Yad Vashem recognized Angel Sanz-Briz as a Righteous Among the Nations in 1966 for saving approximately 5,200 Jews from the Nazis.

Angel Sanz-Briz. Credit: Centro Sefarad.
Angel Sanz-Briz. Credit: Centro Sefarad.

The Spanish government released the names of Hungarian Jews who evaded Nazi persecution with the help of a Spanish diplomat in an effort to find their descendants and share their stories with the world.

Yad Vashem recognized Angel Sanz-Briz as a Righteous Gentile in 1966 for saving approximately 5,200 Jews from the Nazis.

As a diplomat stationed in Hungary in 1944, he created Spanish passports for Jews of Spanish origin and granted Spanish citizenship to Hungarian Jews. He also rented apartment buildings in Budapest to hide Jews and placed the Spanish flag outside the buildings to label them official properties of the Spanish Legation.

Additionally, he urged the International Red Cross representative to put Spanish signs on hospital buildings, orphanages and maternity clinics in Budapest to help protect the Jews inside.

With support from the Spanish government, the Centro Sefarad-Israel—a Sephardic cultural institution that is part of the Spanish Ministry of Foreign Affairs—published the names of the people Sanz-Briz saved and details about them in the hopes of locating their relatives, JTA reported. The Centro Sefarad-Israel set up an email address so people who had any information at all could contact them.

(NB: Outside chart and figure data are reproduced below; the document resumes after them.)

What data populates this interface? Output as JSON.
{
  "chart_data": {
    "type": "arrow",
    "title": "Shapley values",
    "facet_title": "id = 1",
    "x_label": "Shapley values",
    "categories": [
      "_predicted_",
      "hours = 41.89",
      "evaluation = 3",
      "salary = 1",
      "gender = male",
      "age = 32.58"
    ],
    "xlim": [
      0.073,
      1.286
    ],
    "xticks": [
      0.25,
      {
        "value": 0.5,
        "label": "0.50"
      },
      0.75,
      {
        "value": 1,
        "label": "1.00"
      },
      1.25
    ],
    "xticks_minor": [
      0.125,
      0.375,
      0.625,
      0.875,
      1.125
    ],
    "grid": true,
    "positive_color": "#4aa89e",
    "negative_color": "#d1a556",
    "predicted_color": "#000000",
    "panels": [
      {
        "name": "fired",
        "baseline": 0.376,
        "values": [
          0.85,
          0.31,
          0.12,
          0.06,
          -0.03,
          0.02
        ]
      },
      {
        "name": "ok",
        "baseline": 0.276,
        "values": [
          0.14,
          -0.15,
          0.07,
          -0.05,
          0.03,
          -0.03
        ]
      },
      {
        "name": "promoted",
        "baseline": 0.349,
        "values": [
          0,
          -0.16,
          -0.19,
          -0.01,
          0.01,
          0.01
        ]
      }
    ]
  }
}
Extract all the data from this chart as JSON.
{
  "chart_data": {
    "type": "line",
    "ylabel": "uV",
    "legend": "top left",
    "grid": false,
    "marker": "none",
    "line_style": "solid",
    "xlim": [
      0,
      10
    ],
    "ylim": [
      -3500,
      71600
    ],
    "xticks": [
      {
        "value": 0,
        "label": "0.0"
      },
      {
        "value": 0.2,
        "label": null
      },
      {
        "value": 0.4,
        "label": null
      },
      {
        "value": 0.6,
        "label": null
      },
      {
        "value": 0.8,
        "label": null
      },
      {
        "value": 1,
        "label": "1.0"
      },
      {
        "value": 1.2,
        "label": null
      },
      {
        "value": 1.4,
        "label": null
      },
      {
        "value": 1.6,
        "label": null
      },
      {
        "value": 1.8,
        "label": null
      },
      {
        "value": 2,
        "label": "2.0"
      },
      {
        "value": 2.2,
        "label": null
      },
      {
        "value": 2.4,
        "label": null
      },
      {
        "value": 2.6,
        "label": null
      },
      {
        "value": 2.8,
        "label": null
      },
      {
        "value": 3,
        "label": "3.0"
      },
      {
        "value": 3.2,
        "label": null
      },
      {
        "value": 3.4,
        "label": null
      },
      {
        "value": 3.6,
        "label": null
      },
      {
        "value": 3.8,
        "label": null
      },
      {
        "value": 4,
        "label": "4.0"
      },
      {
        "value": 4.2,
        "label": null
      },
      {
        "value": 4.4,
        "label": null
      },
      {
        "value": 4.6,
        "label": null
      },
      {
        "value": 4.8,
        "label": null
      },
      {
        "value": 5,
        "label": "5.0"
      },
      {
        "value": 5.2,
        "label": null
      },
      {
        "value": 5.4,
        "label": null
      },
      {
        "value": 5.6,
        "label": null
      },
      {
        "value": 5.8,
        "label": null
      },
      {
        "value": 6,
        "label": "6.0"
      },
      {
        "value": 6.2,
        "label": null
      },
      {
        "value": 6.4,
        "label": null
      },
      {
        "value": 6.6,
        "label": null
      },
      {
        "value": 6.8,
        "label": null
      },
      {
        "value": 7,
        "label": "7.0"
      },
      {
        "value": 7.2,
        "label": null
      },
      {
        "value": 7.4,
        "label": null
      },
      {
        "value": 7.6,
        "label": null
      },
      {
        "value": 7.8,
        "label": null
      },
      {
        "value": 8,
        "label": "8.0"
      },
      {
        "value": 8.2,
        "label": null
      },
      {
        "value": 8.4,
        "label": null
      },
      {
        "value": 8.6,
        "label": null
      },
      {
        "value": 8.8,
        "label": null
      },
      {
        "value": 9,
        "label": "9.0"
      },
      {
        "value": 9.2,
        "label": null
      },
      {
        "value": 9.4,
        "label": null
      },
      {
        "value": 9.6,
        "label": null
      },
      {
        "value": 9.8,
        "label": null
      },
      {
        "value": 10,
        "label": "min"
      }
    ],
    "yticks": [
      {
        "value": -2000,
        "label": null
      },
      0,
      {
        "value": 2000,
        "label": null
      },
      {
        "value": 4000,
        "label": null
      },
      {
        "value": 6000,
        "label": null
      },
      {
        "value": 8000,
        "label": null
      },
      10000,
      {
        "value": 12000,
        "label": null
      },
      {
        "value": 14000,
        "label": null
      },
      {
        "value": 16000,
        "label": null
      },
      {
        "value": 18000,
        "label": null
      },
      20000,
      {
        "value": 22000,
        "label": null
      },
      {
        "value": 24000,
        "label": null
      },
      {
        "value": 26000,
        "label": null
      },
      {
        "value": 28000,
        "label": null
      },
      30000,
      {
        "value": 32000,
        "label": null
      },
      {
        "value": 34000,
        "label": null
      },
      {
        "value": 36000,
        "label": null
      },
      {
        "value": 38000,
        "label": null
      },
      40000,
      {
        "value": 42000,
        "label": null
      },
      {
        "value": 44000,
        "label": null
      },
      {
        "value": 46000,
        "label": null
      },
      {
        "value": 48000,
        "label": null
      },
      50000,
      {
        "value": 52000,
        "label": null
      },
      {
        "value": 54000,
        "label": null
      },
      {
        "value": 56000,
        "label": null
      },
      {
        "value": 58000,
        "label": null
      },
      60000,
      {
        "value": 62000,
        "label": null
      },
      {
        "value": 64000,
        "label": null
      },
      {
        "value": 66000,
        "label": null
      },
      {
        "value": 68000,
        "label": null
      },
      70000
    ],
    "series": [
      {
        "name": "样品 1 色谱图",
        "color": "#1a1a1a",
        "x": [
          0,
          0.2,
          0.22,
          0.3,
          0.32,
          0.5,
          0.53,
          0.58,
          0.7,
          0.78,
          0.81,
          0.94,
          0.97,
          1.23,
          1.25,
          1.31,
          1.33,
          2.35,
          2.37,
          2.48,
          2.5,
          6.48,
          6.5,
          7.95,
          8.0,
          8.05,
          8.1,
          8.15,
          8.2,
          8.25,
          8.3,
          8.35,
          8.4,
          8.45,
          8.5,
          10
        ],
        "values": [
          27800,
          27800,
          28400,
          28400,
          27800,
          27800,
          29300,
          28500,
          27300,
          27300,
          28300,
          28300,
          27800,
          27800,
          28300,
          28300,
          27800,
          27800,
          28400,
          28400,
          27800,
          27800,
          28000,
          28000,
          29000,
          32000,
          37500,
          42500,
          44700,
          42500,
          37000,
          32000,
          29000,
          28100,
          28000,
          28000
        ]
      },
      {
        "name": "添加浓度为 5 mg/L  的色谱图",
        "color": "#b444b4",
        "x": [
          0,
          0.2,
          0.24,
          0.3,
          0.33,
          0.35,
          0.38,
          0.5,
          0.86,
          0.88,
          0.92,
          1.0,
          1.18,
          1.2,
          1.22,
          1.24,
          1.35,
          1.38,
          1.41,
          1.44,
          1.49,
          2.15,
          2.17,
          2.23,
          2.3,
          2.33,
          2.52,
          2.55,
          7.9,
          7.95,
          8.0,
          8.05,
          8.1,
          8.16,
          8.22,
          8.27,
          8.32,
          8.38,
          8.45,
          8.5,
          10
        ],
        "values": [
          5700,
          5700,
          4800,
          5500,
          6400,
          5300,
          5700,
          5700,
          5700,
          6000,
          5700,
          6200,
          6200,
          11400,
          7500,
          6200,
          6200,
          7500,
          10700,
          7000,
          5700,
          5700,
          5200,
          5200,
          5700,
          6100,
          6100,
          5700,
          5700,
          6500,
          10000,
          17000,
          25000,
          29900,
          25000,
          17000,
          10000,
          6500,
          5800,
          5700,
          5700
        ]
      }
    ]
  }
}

Sanz-Briz continued his diplomatic career well after World War II. He was appointed ambassador to Guatemala, followed by consul general in New York in 1962, and later, Spain’s ambassador to the Holy See. He died on June 11, 1980, while serving in Rome.

The Spanish diplomat was awarded the Order of Merit of the Republic of Hungary in 1994, and a street in Budapest was named after him in 2015.